Boomi, IBM, Okta, OpenText, Proofpoint, Pure Storage, Wrike… So many IT companies that are or have been customers of Salesloft Drift.
We mentioned them a few days ago, following the discovery of a vulnerability affecting this sales engagement solution. It enabled the theft of API authentication tokens, which in turn allowed third-party applications to be compromised. Salesforce emerges as the main target*. But it seems other integrations were affected as well. Google confirmed this for its suite of office tools: a “small number of email accounts” were targeted as part of the Drift Email integration.
None of the aforementioned companies, to our knowledge, has publicly commented on this matter. Nonetheless, many others in the IT sector have spoken out.
Nutanix and Zscaler acknowledge access to support tickets
Zscaler (cloud security) acknowledges unauthorized access to names, phone numbers, job titles, location data, and “business and license data.” It also gained access to “plaintext” content of some support tickets (no attachments, files, or images).

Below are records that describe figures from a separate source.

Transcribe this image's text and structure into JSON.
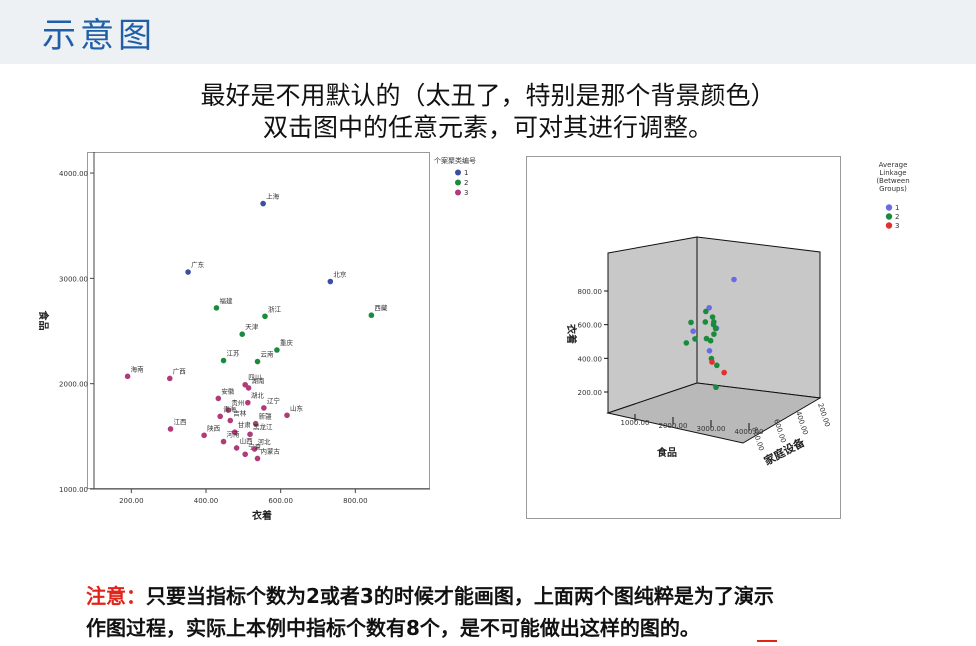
{
  "slide": {
    "title": "示意图",
    "subtitle_line1": "最好是不用默认的（太丑了，特别是那个背景颜色）",
    "subtitle_line2": "双击图中的任意元素，可对其进行调整。",
    "note_label": "注意：",
    "note_line1_rest": "只要当指标个数为2或者3的时候才能画图，上面两个图纯粹是为了演示",
    "note_line2": "作图过程，实际上本例中指标个数有8个，是不可能做出这样的图的。"
  },
  "chart_data": [
    {
      "type": "scatter",
      "title": "",
      "xlabel": "衣着",
      "ylabel": "食品",
      "xlim": [
        100,
        1000
      ],
      "ylim": [
        1000,
        4200
      ],
      "x_ticks": [
        "200.00",
        "400.00",
        "600.00",
        "800.00"
      ],
      "y_ticks": [
        "1000.00",
        "2000.00",
        "3000.00",
        "4000.00"
      ],
      "grid": false,
      "legend_title": "个案聚类编号",
      "legend_position": "top-right",
      "colors": {
        "1": "#3b4fa0",
        "2": "#1a8a3c",
        "3": "#b03a7a"
      },
      "series": [
        {
          "name": "1",
          "points": [
            {
              "label": "上海",
              "x": 553,
              "y": 3710
            },
            {
              "label": "广东",
              "x": 352,
              "y": 3060
            },
            {
              "label": "北京",
              "x": 733,
              "y": 2970
            }
          ]
        },
        {
          "name": "2",
          "points": [
            {
              "label": "福建",
              "x": 428,
              "y": 2720
            },
            {
              "label": "浙江",
              "x": 558,
              "y": 2640
            },
            {
              "label": "西藏",
              "x": 843,
              "y": 2650
            },
            {
              "label": "天津",
              "x": 497,
              "y": 2470
            },
            {
              "label": "重庆",
              "x": 590,
              "y": 2320
            },
            {
              "label": "江苏",
              "x": 447,
              "y": 2220
            },
            {
              "label": "云南",
              "x": 538,
              "y": 2210
            }
          ]
        },
        {
          "name": "3",
          "points": [
            {
              "label": "海南",
              "x": 190,
              "y": 2070
            },
            {
              "label": "广西",
              "x": 303,
              "y": 2050
            },
            {
              "label": "四川",
              "x": 505,
              "y": 1990
            },
            {
              "label": "湖南",
              "x": 514,
              "y": 1960
            },
            {
              "label": "安徽",
              "x": 433,
              "y": 1860
            },
            {
              "label": "湖北",
              "x": 512,
              "y": 1820
            },
            {
              "label": "辽宁",
              "x": 555,
              "y": 1770
            },
            {
              "label": "山东",
              "x": 617,
              "y": 1700
            },
            {
              "label": "贵州",
              "x": 460,
              "y": 1750
            },
            {
              "label": "青海",
              "x": 438,
              "y": 1690
            },
            {
              "label": "吉林",
              "x": 465,
              "y": 1650
            },
            {
              "label": "新疆",
              "x": 533,
              "y": 1620
            },
            {
              "label": "江西",
              "x": 305,
              "y": 1570
            },
            {
              "label": "陕西",
              "x": 395,
              "y": 1510
            },
            {
              "label": "甘肃",
              "x": 477,
              "y": 1540
            },
            {
              "label": "黑龙江",
              "x": 518,
              "y": 1520
            },
            {
              "label": "河南",
              "x": 447,
              "y": 1450
            },
            {
              "label": "山西",
              "x": 482,
              "y": 1390
            },
            {
              "label": "河北",
              "x": 530,
              "y": 1380
            },
            {
              "label": "宁夏",
              "x": 505,
              "y": 1330
            },
            {
              "label": "内蒙古",
              "x": 538,
              "y": 1290
            }
          ]
        }
      ]
    },
    {
      "type": "scatter",
      "title": "",
      "xlabel": "食品",
      "ylabel": "衣着",
      "zlabel": "家庭设备",
      "x_ticks": [
        "1000.00",
        "2000.00",
        "3000.00",
        "4000.00"
      ],
      "y_ticks": [
        "200.00",
        "400.00",
        "600.00",
        "800.00"
      ],
      "z_ticks": [
        "800.00",
        "600.00",
        "400.00",
        "200.00"
      ],
      "grid": false,
      "legend_title": "Average Linkage (Between Groups)",
      "legend_position": "top-right",
      "colors": {
        "1": "#6a6ae8",
        "2": "#1a8a3c",
        "3": "#e03030"
      },
      "series": [
        {
          "name": "1",
          "points": [
            {
              "x": 3600,
              "y": 840,
              "z": 550
            },
            {
              "x": 2900,
              "y": 680,
              "z": 470
            },
            {
              "x": 3100,
              "y": 560,
              "z": 500
            },
            {
              "x": 2300,
              "y": 520,
              "z": 560
            },
            {
              "x": 2900,
              "y": 430,
              "z": 480
            }
          ]
        },
        {
          "name": "2",
          "points": [
            {
              "x": 2700,
              "y": 640,
              "z": 560
            },
            {
              "x": 2400,
              "y": 600,
              "z": 400
            },
            {
              "x": 2800,
              "y": 600,
              "z": 450
            },
            {
              "x": 3100,
              "y": 610,
              "z": 420
            },
            {
              "x": 3200,
              "y": 580,
              "z": 380
            },
            {
              "x": 2900,
              "y": 560,
              "z": 600
            },
            {
              "x": 2600,
              "y": 520,
              "z": 330
            },
            {
              "x": 3000,
              "y": 500,
              "z": 420
            },
            {
              "x": 2200,
              "y": 470,
              "z": 450
            },
            {
              "x": 2700,
              "y": 480,
              "z": 580
            },
            {
              "x": 3150,
              "y": 420,
              "z": 300
            },
            {
              "x": 3300,
              "y": 380,
              "z": 320
            },
            {
              "x": 3200,
              "y": 240,
              "z": 390
            },
            {
              "x": 2850,
              "y": 600,
              "z": 620
            },
            {
              "x": 3050,
              "y": 530,
              "z": 470
            }
          ]
        },
        {
          "name": "3",
          "points": [
            {
              "x": 3000,
              "y": 370,
              "z": 460
            },
            {
              "x": 3300,
              "y": 300,
              "z": 540
            }
          ]
        }
      ]
    }
  ]
}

The company says it has rotated all other API tokens “as a precaution.” And it has strengthened the client authentication protocol during phone calls.
JFrog (software supply chain management) keeps its message concise in public statements: third parties accessed “some data” from its Salesforce instance.
Rubrik offers little detail beyond “exposure of certain information.” It has committed to sending individual notifications if any sensitive data are involved.
PagerDuty (incident management) speaks of partial exposure of names, phone numbers and email addresses.
SpyCloud (identity protection) laments exposure of “standard CRM fields,” but does not believe there was any access to customer data.
Tanium (endpoint management) cites names, phone numbers, email addresses and location data. It adds that it is employing a SSPM (SaaS security posture management) technology to strengthen control over integrations.
Contentsquare (digital experience analytics) notes that its subsidiary Heap — product analytics; acquired in 2023 — was affected. The outcome: access to a “sub-set of Salesforce records.”
Nutanix did not issue a public statement but sent an alert to its customers. “Some Salesforce data tied to your account” were exported by third parties, the company explains. “Limited to [its] customer support services,” they include “contact information” and “ticket-related information, such as notes and the products used by our clients.”
Fivetran (data integration), a Drift user, also issued a statement… announcing that it did not detect any access to its Salesforce. It did revoke its token.
* Instances were targeted during a campaign lasting at least from August 8 to August 18. The primary objective appears to have been to steal credentials, notably AWS access keys and Snowflake tokens. Google estimates that more than 700 organizations were affected.